Um panorama da palavra de Helena Ortiz

 

Projeto Poesia na Boca da Noite 
Salvador – BA, abril de 2005


 

A poetisa gaúcha, radicada no Rio de Janeiro, Helena Ortiz, autora de cinco livros, estará em Salvador na próxima terça-feira, dia 4 de abril, lançando Sol sobre o dilúvio no projeto Poesia na Boca da Noite, evento que vai dividir com o poeta baiano Antonio Naud Júnior.

Nesta entrevista, Helena Ortiz, editora do jornal Panorama da Palavra e da Editora da Palavra, fala da importância dos projetos de poesia e da dificuldade em mantê-los; fala, também, de seu novo livro, Sol sobre o dilúvio, e da sua incursão pela prosa.


José Inácio Vieira de Melo – Você está vindo para Salvador para participar do projeto Poesia na Boca da Noite. Uma vez que coordenou o projeto Panorama da Palavra, que levou aos palcos do Rio de Janeiro vários poetas brasileiros, qual a importância desses projetos?

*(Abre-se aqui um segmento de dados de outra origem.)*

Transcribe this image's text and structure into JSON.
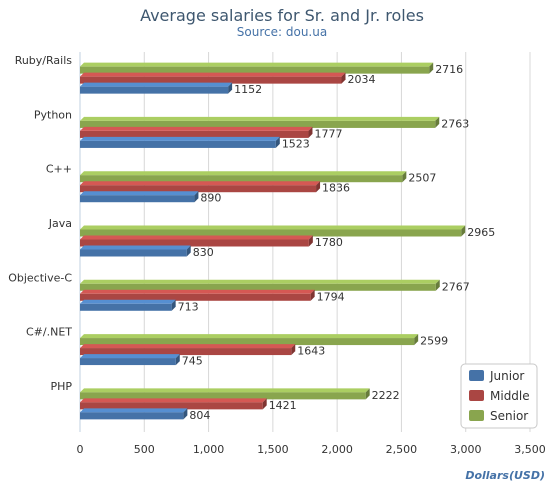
{
  "colors": {
    "junior": "#4572a7",
    "middle": "#aa4643",
    "senior": "#89a54e",
    "grid": "#d8d8d8",
    "axis": "#c0d0e0",
    "title": "#3e576f"
  },
  "chart_data": {
    "type": "bar",
    "orientation": "horizontal",
    "style": "3d",
    "title": "Average salaries for Sr. and Jr. roles",
    "subtitle": "Source: dou.ua",
    "xlabel": "Dollars(USD)",
    "ylabel": "",
    "xlim": [
      0,
      3500
    ],
    "xticks": [
      0,
      500,
      1000,
      1500,
      2000,
      2500,
      3000,
      3500
    ],
    "xtick_labels": [
      "0",
      "500",
      "1,000",
      "1,500",
      "2,000",
      "2,500",
      "3,000",
      "3,500"
    ],
    "grid": true,
    "legend_position": "bottom-right",
    "categories": [
      "Ruby/Rails",
      "Python",
      "C++",
      "Java",
      "Objective-C",
      "C#/.NET",
      "PHP"
    ],
    "series": [
      {
        "name": "Junior",
        "values": [
          1152,
          1523,
          890,
          830,
          713,
          745,
          804
        ]
      },
      {
        "name": "Middle",
        "values": [
          2034,
          1777,
          1836,
          1780,
          1794,
          1643,
          1421
        ]
      },
      {
        "name": "Senior",
        "values": [
          2716,
          2763,
          2507,
          2965,
          2767,
          2599,
          2222
        ]
      }
    ]
  }
}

Helena Ortiz – A importância desses projetos é manter a poesia viva, fazer com que se fale nela, motivar os poetas a escrever e a mostrar o que fazem (e isso é a livre manifestação da sensibilidade); proporcionar o convívio entre poetas estreantes e reconhecidos; estimular os novos poetas à escrita, à leitura e ao aprendizado da língua; manter viva também a poesia de todos os tempos, chamar a atenção do público para o fato de que existe uma manifestação artística que, por algum motivo, não recebe dos veículos de comunicação de massa o espaço que merece. Celebrar a poesia.

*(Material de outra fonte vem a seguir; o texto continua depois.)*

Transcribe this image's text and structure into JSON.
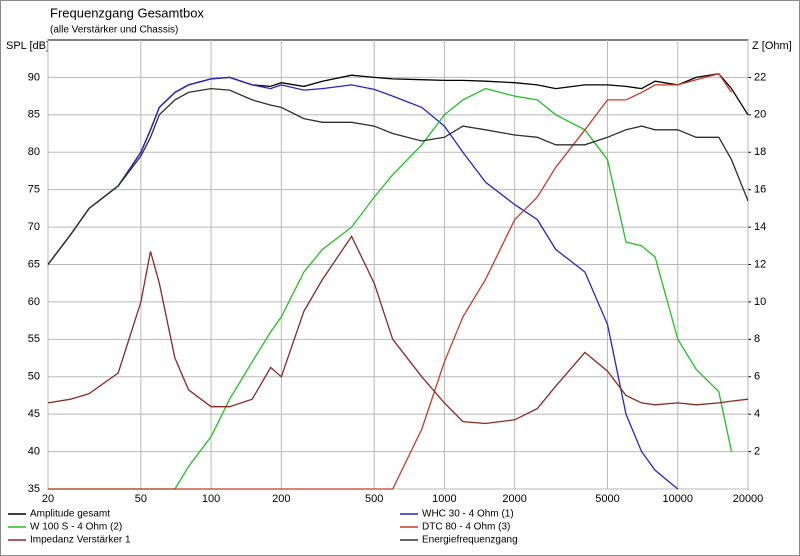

JIVM – O projeto Panorama da Palavra nasceu juntamente com o jornal de literatura Panorama, há sete anos. Fale da trajetória, do porquê de um projeto de sucesso ter acabado e da atual condição do tablóide mensal Panorama da Palavra.

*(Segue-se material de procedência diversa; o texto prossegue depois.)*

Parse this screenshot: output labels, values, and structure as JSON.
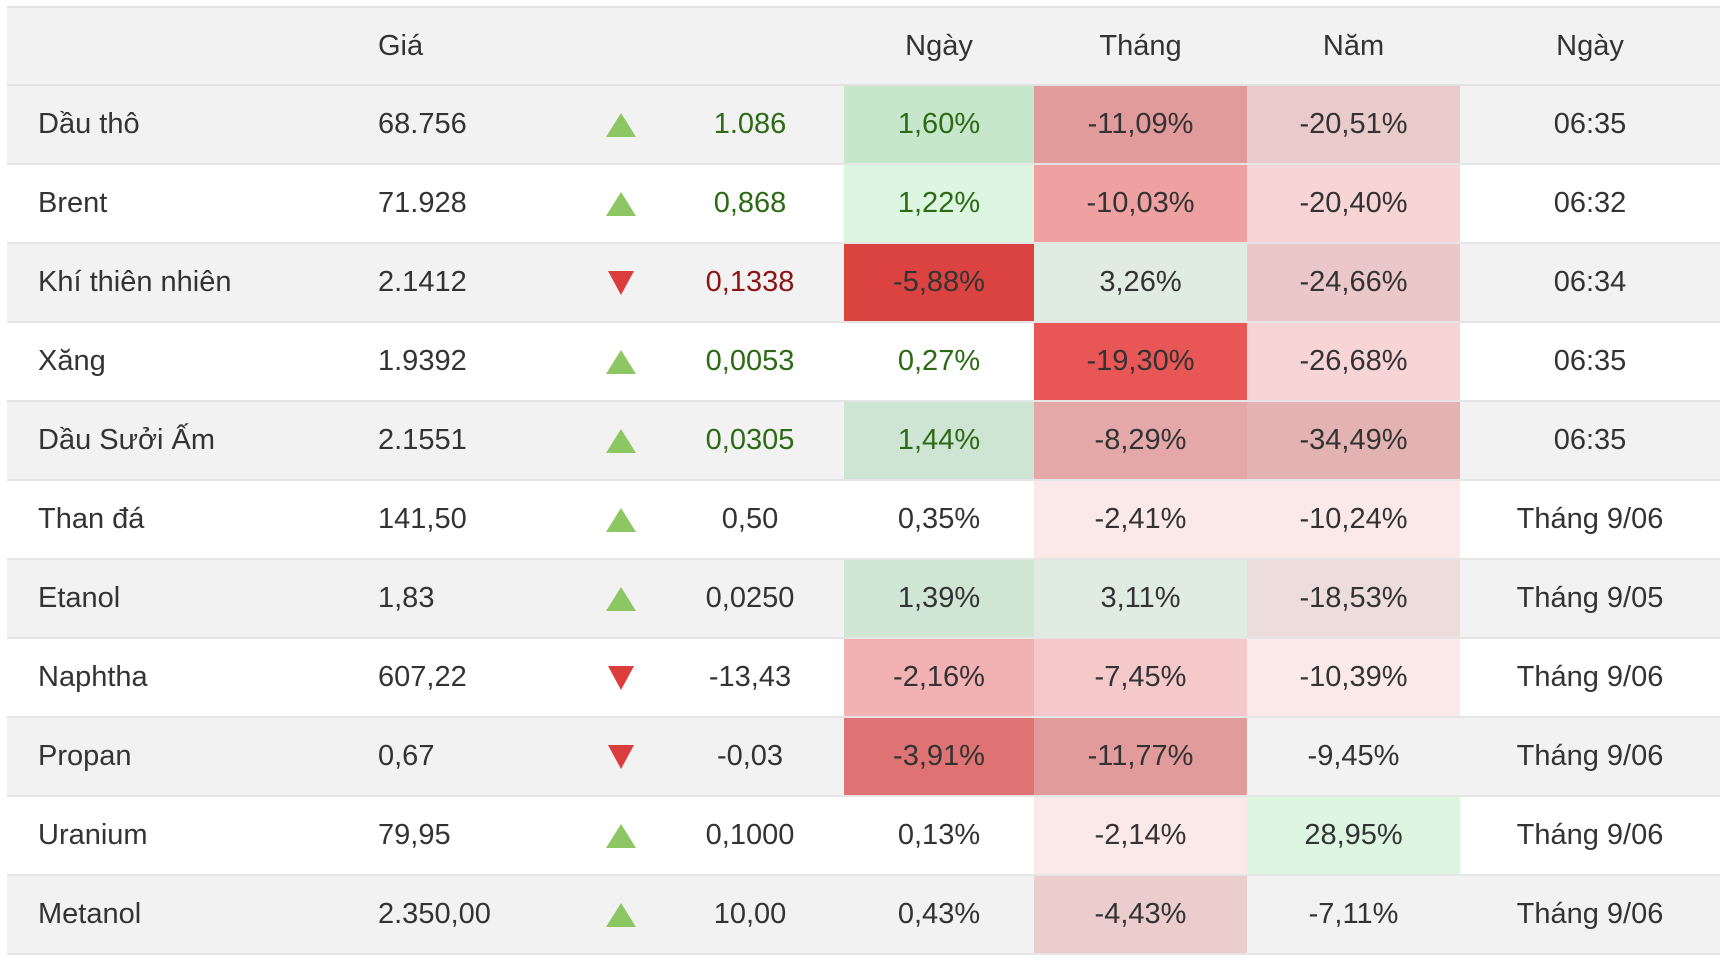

HO – O panorama da palavra no palco nasceu em março de 1999. Durou dois anos na Casa de Cultura Margarida Rey, em Copacabana, e dois no Teatro Candido Mendes, em Ipanema. Em seguida senti a necessidade de registrar, impressa, a poesia que ali se dizia. O jornal panorama da palavra nasceu então, já no mês seguinte, com esse objetivo. Mas não foi possível atingi-lo, porque o evento era semanal e os poetas não obedeciam muito aos prazos. De modo que o jornal perdeu essa característica e passou a ser um jornal de literatura, privilegiando a poesia, é verdade, e servindo como veículo de divulgação do evento. O exemplar do mês trazia na última página o programa das quatro semanas.
O jornal continuou com uma periodicidade regular até a 52ª edição, em dezembro de 2005. Segue virtual até a bendita aprovação de um projeto que o viabilize. Foram 116 edições onde se apresentaram 497 poetas, sem repetir.
Por que terminou? É sempre difícil dizer. Muitas coisas: falta de dinheiro, falta de interesse por parte do teatro que o abrigava, disseminação de recitais pela cidade, e as indefectíveis vaidades literárias. Eu pensava que os poetas se reuniriam em torno do projeto que já tinha palco e veículo e o fariam grande, a ponto de transformá-lo num fenômeno que mostrasse ao mundo: Pronto, é chegada a verdade. Ilusão - coisa de poeta.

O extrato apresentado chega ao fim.